The Irish put the nail in the coffin on the following drive. The first big play of the drive was an end-around to Rocket Ismail. Rocket was sprung loose with key blocks from Rick Mirer, Gene McGuire and Ray Griggs. Facing third down and four, Mirer found Rodney Culver on a screen pass out of the backfield. With one man to beat and Daryl Williams chasing him down, Culver picked up a great block from Griggs, allowing him the angle on Williams, giving him just enough space to break the goal line. Culver put the Irish up 29-20 and ended any hopes at Miami's outside chance at a National Championship run.

As for the Irish, the win catapulted them back into the National Championship race, with a 5-1 record. After wins over Pittsburgh and Navy, the Irish once again found themselves atop the national polls. After beating #9 Tennessee, Notre Dame lost their chance at a national title after falling to Penn State in the final seconds at home in second to last week of the season.

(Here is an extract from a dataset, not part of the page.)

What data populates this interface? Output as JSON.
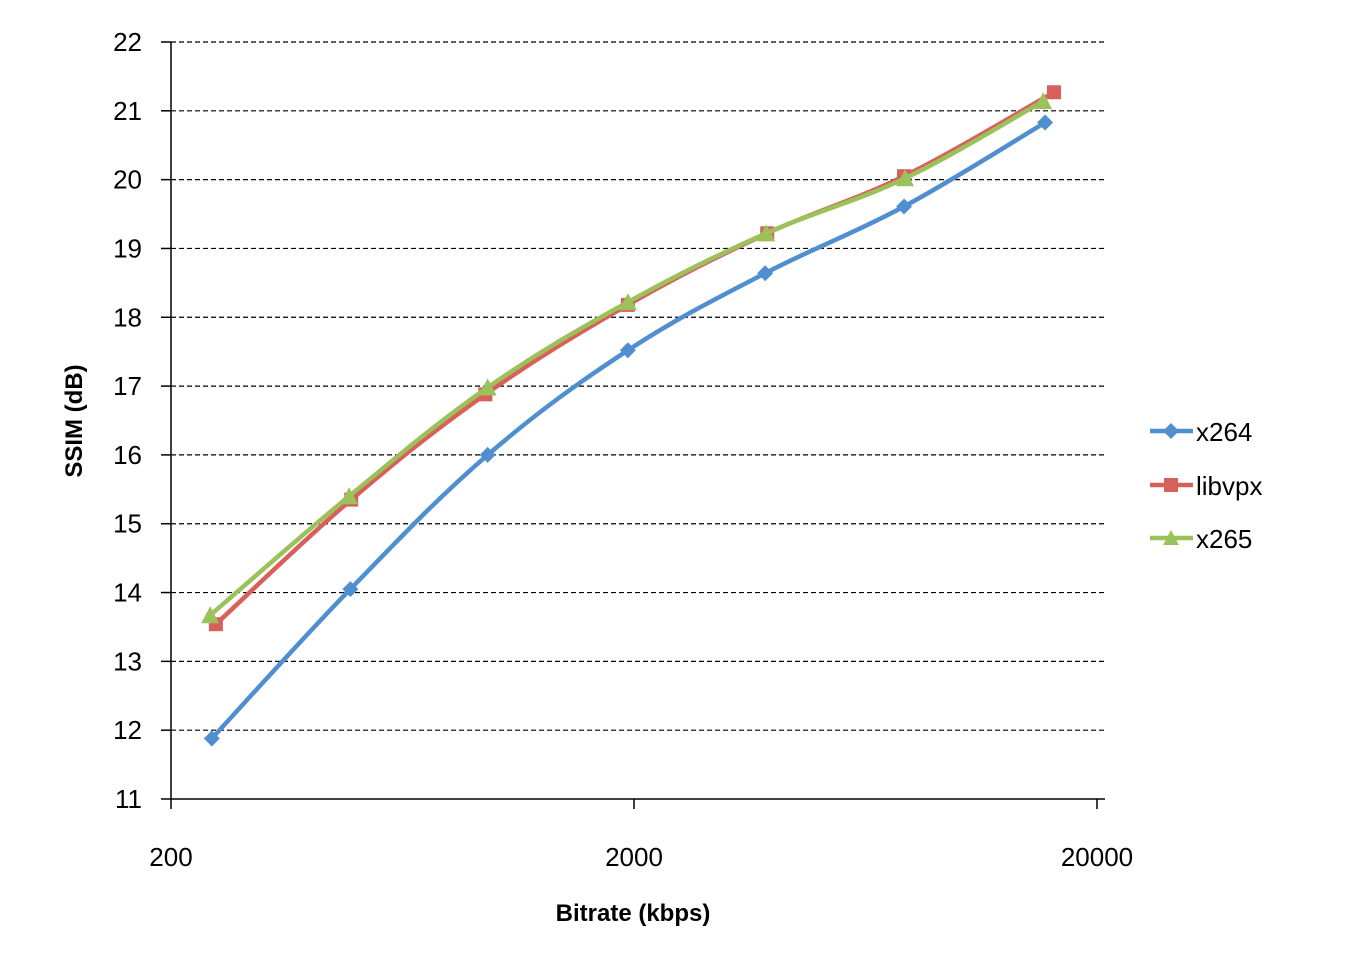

While 1990 may not have resulted in a National Championship, the Irish did win one very important title that year. As the Hurricanes' Michael Barrow expressed after the game, "The sad part about this is they just won bragging rights for all eternity." The teams may meet again sometime down the road, as eternity is an awfully long time, but after closing out the Hurricanes in 1990, Lou Holtz and his Fighting Irish took two of the final three meetings against the University of Miami at the height of their short-lived rivalry. As the sun set on the most electric rivalry in college football during the late 80s, once again, the Catholics had prevailed over the Convicts. Good had triumphed over evil, and old Notre Dame had won overall.